As well as around 300 skeletons, the site has also yielded the famed Sedgeford Hoard of Saxon coins buried inside a cow horn.

"One of theories is that the coins were to pay mercenaries," said Mr Mackie. "Iron Age people were very sophisticated in their own way, they could cultivate the land and do other things, but to have their country invaded by these well-organised Romans, they must have thought they were going to be wiped out.

"Then again they could have been used in some sort of ritual, there have been four hoards found in the Heacham River Valley - one at Heacham, one here and two at Fring."

Project leaders hope to be able to move further uphill, where geophysical surveys have revealed a system of ditches and the outline of round structures which are almost certainly Saxon dwelling huts.

"The Boneyard has had its day but we've got such a fantastic area, we're only nibbling at the edges," said Mr Mackie.

Further up the hill from the Boneyard, parts of a large pot and a stone-built kiln or bread over have been unearthed.

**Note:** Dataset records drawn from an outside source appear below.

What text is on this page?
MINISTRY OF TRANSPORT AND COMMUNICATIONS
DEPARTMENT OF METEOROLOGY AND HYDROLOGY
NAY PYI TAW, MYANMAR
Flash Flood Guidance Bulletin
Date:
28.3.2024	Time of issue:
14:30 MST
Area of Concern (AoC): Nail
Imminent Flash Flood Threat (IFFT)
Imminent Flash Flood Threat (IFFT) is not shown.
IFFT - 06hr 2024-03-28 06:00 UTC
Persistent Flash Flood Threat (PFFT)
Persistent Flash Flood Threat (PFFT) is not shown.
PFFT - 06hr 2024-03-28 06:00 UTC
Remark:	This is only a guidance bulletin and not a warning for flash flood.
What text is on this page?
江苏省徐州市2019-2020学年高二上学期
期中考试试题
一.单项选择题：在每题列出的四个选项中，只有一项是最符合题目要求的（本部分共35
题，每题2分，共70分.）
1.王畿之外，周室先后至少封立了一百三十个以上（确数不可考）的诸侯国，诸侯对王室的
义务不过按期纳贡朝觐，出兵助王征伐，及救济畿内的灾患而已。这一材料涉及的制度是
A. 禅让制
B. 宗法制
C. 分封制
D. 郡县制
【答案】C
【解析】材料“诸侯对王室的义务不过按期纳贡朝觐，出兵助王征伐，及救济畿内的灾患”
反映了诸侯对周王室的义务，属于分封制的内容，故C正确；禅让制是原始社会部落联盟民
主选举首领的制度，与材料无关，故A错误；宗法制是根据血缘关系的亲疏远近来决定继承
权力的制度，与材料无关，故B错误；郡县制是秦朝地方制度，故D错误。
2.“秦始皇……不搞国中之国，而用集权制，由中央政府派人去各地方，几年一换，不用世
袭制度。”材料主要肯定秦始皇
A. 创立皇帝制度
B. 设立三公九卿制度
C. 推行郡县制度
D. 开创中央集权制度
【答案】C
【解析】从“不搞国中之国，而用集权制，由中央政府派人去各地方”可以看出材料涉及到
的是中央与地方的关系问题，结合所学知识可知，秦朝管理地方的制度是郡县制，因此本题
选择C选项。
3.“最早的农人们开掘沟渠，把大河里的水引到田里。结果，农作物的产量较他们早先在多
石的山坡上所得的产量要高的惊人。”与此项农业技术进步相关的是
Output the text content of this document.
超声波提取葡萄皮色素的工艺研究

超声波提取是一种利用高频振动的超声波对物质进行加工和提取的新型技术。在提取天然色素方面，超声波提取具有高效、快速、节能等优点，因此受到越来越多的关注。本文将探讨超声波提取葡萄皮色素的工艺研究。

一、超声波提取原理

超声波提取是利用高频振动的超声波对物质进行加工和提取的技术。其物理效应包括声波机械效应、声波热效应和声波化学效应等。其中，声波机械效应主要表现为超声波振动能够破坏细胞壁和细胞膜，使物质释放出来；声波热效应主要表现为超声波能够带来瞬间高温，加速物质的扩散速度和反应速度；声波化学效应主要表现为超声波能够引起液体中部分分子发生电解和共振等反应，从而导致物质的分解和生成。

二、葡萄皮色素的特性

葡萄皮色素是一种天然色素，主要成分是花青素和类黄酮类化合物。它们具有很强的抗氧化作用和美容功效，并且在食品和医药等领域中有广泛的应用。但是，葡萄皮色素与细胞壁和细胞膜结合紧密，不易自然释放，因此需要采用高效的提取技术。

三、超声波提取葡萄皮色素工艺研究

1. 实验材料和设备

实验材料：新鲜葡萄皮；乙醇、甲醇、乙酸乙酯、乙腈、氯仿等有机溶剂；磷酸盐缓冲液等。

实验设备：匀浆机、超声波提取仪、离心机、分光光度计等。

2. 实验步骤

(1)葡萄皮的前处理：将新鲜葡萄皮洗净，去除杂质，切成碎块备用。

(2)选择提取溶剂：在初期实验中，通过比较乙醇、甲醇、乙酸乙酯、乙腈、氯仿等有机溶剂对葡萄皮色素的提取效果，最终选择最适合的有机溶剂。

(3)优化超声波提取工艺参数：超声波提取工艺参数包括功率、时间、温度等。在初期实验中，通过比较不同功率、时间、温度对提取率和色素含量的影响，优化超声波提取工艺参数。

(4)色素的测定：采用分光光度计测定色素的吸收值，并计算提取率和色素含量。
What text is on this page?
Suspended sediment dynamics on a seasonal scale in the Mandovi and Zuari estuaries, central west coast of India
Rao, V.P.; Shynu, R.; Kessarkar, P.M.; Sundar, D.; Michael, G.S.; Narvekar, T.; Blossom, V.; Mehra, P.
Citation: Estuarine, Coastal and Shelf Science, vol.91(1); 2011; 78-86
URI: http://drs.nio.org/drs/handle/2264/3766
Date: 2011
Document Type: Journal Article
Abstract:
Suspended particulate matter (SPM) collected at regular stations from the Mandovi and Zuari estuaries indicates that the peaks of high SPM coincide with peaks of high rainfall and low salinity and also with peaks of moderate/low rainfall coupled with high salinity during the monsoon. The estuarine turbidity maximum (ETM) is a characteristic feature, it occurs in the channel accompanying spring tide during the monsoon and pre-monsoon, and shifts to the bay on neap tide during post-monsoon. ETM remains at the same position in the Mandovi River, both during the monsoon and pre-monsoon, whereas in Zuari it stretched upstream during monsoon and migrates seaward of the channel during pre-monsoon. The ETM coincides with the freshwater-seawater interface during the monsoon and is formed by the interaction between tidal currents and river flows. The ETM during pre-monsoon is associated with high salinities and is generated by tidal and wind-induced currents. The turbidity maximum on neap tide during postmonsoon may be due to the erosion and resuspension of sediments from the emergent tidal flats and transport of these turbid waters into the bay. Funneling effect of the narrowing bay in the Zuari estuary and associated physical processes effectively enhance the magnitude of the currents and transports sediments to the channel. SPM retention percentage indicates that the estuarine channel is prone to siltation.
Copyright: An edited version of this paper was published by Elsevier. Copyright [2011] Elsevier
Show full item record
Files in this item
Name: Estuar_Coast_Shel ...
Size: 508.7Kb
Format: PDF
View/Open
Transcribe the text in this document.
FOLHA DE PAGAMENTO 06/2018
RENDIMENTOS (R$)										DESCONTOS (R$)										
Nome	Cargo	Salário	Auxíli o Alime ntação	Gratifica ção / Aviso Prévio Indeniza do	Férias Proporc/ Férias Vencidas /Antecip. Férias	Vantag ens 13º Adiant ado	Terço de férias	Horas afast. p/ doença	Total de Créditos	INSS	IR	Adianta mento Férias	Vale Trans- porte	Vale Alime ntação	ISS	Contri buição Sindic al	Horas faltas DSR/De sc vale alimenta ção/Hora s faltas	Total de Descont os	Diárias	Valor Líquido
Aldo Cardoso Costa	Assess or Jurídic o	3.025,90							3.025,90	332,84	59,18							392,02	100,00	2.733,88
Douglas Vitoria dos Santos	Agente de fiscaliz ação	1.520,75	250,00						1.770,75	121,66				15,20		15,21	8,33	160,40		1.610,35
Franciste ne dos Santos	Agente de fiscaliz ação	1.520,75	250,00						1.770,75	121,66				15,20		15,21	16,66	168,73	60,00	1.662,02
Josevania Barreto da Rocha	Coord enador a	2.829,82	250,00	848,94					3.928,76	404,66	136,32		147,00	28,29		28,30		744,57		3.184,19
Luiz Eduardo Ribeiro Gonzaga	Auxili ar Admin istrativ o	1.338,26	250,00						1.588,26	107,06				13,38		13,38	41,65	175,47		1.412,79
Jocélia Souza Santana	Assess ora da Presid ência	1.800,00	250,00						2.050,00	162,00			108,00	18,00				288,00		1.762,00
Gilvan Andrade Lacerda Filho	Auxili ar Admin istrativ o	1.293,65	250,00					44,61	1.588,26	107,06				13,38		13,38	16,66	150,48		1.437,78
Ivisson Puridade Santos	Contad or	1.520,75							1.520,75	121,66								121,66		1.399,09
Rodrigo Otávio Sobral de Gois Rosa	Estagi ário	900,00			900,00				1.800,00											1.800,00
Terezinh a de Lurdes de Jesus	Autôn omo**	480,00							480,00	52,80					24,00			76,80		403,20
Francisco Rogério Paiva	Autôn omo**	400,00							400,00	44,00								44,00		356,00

Animal bones jut from the sides of one of an overlaying series of ditches. Predominantly pigs' jaw bones, achaeologists believe whoever lived at this end of the settlement either generally got the scrag ends to eat, or perhaps lived near a Saxon slaughterhouse.

Down the valley from the settlement, a modern day shanty town of tents and camper vans accommodates the archaeologists who have spent their summer excavating the site. In three weeks' time, work on site will finish for the summer.